Of course, political apologists are already spinning it.  “Let’s not be hasty, this doesn’t mean we can’t have safe nuclear energy,” they spew, then point out, “Nobody died at Three Mile Island!”  I beg to differ.  Unwilling to pass along then-unknowable amounts of chromosomal damage, I considered sterilization until I simply decided to not allow my body to get pregnant.  All my children died at Three Mile Island.

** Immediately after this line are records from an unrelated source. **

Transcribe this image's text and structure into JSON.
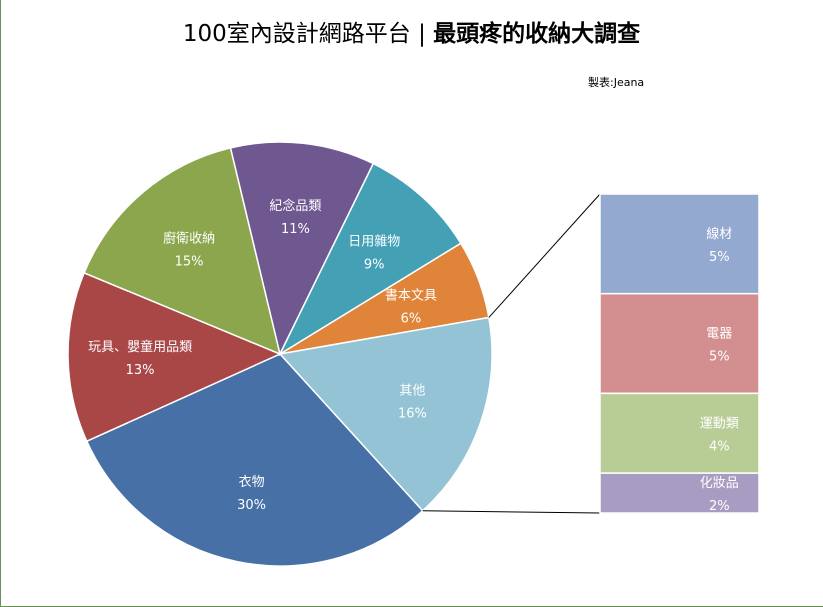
{
  "title": {
    "part1": "100室內設計網路平台",
    "separator": "|",
    "part2": "最頭疼的收納大調查"
  },
  "credit": "製表:Jeana",
  "chart_data": {
    "type": "pie",
    "title": "100室內設計網路平台 | 最頭疼的收納大調查",
    "slices": [
      {
        "label": "書本文具",
        "value": 6,
        "value_label": "6%",
        "color": "#e0843a"
      },
      {
        "label": "其他",
        "value": 16,
        "value_label": "16%",
        "color": "#93c3d5"
      },
      {
        "label": "衣物",
        "value": 30,
        "value_label": "30%",
        "color": "#4670a6"
      },
      {
        "label": "玩具、嬰童用品類",
        "value": 13,
        "value_label": "13%",
        "color": "#a94646"
      },
      {
        "label": "廚衛收納",
        "value": 15,
        "value_label": "15%",
        "color": "#8ba64d"
      },
      {
        "label": "紀念品類",
        "value": 11,
        "value_label": "11%",
        "color": "#6f5890"
      },
      {
        "label": "日用雜物",
        "value": 9,
        "value_label": "9%",
        "color": "#43a0b5"
      }
    ],
    "breakdown_of": "其他",
    "breakdown": [
      {
        "label": "線材",
        "value": 5,
        "value_label": "5%",
        "color": "#93a9d0"
      },
      {
        "label": "電器",
        "value": 5,
        "value_label": "5%",
        "color": "#d38f8f"
      },
      {
        "label": "運動類",
        "value": 4,
        "value_label": "4%",
        "color": "#b8cd95"
      },
      {
        "label": "化妝品",
        "value": 2,
        "value_label": "2%",
        "color": "#a99cc2"
      }
    ]
  }
}
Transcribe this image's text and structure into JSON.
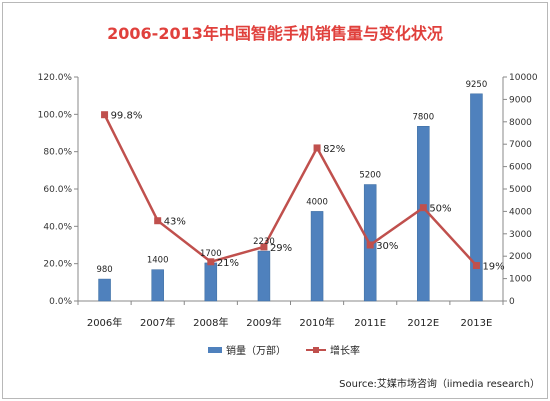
{
  "chart_data": {
    "type": "bar+line",
    "title": "2006-2013年中国智能手机销售量与变化状况",
    "categories": [
      "2006年",
      "2007年",
      "2008年",
      "2009年",
      "2010年",
      "2011E",
      "2012E",
      "2013E"
    ],
    "series": [
      {
        "name": "销量（万部）",
        "type": "bar",
        "axis": "right",
        "color": "#4f81bd",
        "values": [
          980,
          1400,
          1700,
          2230,
          4000,
          5200,
          7800,
          9250
        ],
        "labels": [
          "980",
          "1400",
          "1700",
          "2230",
          "4000",
          "5200",
          "7800",
          "9250"
        ]
      },
      {
        "name": "增长率",
        "type": "line",
        "axis": "left",
        "color": "#c0504d",
        "values": [
          99.8,
          43,
          21,
          29,
          82,
          30,
          50,
          19
        ],
        "labels": [
          "99.8%",
          "43%",
          "21%",
          "29%",
          "82%",
          "30%",
          "50%",
          "19%"
        ]
      }
    ],
    "y_left": {
      "min": 0,
      "max": 120,
      "step": 20,
      "ticks": [
        "0.0%",
        "20.0%",
        "40.0%",
        "60.0%",
        "80.0%",
        "100.0%",
        "120.0%"
      ]
    },
    "y_right": {
      "min": 0,
      "max": 10000,
      "step": 1000,
      "ticks": [
        "0",
        "1000",
        "2000",
        "3000",
        "4000",
        "5000",
        "6000",
        "7000",
        "8000",
        "9000",
        "10000"
      ]
    },
    "grid": false,
    "legend": {
      "position": "bottom",
      "items": [
        "销量（万部）",
        "增长率"
      ]
    },
    "source": "Source:艾媒市场咨询（iimedia research）"
  }
}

The clock now ticks for Japan.  Five-to-seven, 12 to 15.  Spent nuclear fuel rods have a half-life of 24,000 years, meaning it will take that long for them to become half as lethal as they are today.  Earth is a small, closed system: a rock in a bubble. Wind drift, rotational patterns, time – even if the current radiation plume doesn’t hit the west coast, nuclear contamination will fall into the ocean to be ingested by the algae, which gets eaten by small fish, then big fish, then us.  Radiation will settle into soil, be eaten by grazing cows, end up in the milk.  Etcetera.  As the Holly Near song inspired by Three Mile Island states, “Ain’t nowhere you can run.”

So while all those condescending “experts” keep flogging nuclear energy as necessary to America’s clean, green, sustainable energy future, I suggest you pay attention to that little man behind the curtain.  Just like the emperor, he’s naked – and look!  He’s glowing in the dark.